How Does Controlling Your Speech Lead to a Better Life?
“Whoever desires to love life and see good days, let him keep his tongue from evil and his lips from speaking deceit” (v.10).
If you want a good life, learn to control your tongue! How many relationships have been damaged by words we wish we could take back? How many family members no longer speak to each other because of something that didn’t need to be said?
The tongue is difficult to tame, as James teaches. But controlling what we say is essential for loving life and seeing good days.
What Active Steps Should Christians Take for Peace?
“Let him turn away from evil and do good; let him seek peace and pursue it” (v.11).
Notice the action words: “turn,” “do,” “seek,” and “pursue.” These require effort. You can’t just wish to become more peaceful – you must actively work at it.
This means:
- Turning away from your old self
- Stopping harmful behaviors
- Starting to do what’s right
- Finding ways to be a peacemaker
You can’t do this on your own. You need to spend time in prayer, asking God to help you become a better person, to be more sympathetic, compassionate, and tenderhearted. Without God’s help through His Spirit, our efforts will ultimately fail.
How Does God Respond to Those Who Seek Peace?
“For the eyes of the Lord are on the righteous, and his ears are open to their prayer. But the face of the Lord is against those who do evil” (v.12).
If you want God’s blessing, follow the instructions in the previous verses. When you do, God’s eyes are upon you, and His ears are open to your prayers. He’s like the father of the prodigal son, running to meet you.
But if you choose evil, God’s face is turned against you. If you want God in your corner, seek His ways and be a peacemaker, not a troublemaker.
Life Application
This week, focus on becoming the kind of Christian described in 1 Peter 3:8-12. Here are some practical steps:
- Before speaking, especially when upset, pause and ask: “Will these words build unity or create division?”
- Identify someone in your church family who is struggling and take concrete action to show sympathy – perhaps a meal, a visit, or practical help.

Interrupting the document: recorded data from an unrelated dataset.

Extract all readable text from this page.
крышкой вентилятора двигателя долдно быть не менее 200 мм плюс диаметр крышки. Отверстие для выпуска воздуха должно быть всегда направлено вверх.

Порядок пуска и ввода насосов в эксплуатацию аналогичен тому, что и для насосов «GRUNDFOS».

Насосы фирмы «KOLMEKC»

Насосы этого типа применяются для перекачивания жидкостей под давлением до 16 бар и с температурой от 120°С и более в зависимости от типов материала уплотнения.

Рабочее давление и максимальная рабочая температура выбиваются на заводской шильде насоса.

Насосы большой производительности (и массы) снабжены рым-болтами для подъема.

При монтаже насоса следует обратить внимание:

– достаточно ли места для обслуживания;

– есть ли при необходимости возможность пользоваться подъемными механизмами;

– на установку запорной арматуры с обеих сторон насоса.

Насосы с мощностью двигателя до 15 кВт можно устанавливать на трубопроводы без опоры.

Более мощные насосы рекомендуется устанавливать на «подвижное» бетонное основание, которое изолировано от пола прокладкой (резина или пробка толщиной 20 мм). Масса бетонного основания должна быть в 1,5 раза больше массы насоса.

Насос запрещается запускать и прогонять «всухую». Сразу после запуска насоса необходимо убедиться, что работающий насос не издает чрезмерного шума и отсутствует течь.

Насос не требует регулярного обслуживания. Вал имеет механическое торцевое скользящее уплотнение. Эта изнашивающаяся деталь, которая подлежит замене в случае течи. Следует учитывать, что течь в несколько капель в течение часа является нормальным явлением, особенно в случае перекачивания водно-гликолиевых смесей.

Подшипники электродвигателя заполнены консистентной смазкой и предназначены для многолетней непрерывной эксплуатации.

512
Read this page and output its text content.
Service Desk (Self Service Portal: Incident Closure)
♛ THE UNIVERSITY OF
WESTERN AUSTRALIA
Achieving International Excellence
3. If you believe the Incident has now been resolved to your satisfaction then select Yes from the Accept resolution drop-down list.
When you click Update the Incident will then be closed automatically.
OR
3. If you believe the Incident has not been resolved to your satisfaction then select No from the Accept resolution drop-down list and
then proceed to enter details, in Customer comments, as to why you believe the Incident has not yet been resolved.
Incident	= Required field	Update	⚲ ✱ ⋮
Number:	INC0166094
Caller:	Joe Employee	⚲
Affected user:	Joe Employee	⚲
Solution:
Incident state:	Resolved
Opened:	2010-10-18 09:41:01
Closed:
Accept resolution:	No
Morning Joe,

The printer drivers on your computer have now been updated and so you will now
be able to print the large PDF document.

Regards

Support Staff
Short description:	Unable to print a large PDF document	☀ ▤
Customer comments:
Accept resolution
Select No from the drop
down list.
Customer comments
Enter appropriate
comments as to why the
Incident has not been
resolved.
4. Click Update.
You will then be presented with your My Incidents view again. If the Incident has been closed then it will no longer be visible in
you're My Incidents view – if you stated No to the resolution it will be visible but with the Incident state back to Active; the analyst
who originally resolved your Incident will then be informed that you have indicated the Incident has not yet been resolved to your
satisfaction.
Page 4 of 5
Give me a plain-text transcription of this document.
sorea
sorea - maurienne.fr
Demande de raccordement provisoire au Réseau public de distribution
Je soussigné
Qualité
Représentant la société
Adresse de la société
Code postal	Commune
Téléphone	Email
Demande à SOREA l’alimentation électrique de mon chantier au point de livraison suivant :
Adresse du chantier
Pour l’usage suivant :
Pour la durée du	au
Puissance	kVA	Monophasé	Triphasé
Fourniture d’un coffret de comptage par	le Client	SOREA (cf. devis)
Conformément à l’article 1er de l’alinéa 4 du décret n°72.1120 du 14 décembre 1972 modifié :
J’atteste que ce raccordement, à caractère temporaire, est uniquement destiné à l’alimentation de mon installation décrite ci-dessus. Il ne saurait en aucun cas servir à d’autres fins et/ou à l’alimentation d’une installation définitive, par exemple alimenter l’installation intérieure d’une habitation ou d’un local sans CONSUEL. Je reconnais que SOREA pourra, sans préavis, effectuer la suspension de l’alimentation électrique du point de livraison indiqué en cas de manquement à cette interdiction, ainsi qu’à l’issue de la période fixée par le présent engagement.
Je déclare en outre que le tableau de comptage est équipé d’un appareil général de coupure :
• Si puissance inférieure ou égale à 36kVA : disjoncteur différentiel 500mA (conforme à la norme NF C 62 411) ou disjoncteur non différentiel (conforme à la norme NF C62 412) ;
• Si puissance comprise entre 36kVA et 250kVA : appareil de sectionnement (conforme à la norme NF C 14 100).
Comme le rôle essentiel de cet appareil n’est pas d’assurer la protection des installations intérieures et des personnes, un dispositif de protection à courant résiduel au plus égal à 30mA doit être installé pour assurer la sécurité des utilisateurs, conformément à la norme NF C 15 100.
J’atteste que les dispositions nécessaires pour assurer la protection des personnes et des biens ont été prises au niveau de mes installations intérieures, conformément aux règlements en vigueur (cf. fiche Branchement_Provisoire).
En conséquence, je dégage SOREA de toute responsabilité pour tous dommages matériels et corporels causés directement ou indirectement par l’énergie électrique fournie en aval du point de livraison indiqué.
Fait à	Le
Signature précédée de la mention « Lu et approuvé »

- Examine your relationships with fellow believers. Are there any where you’ve been holding back love or harboring resentment? Take steps to restore those relationships.
- Practice controlling your tongue for one full day. Before each conversation, pray for wisdom to speak words that bring life.
- Look for opportunities to be a peacemaker in your family, workplace, or church.
Ask yourself these questions:
- Do I truly love my brothers and sisters in Christ as family?
- When was the last time I was moved with compassion to help someone in need?
- Am I known as someone who builds peace or someone who stirs up conflict?
- How would my life change if I consistently controlled my tongue?
- What specific relationship needs the peace-making touch of Christ through me this week?
Remember, none of this is possible through your own strength. Seek God’s help through prayer and rely on His Spirit to transform you into the person He’s called you to be.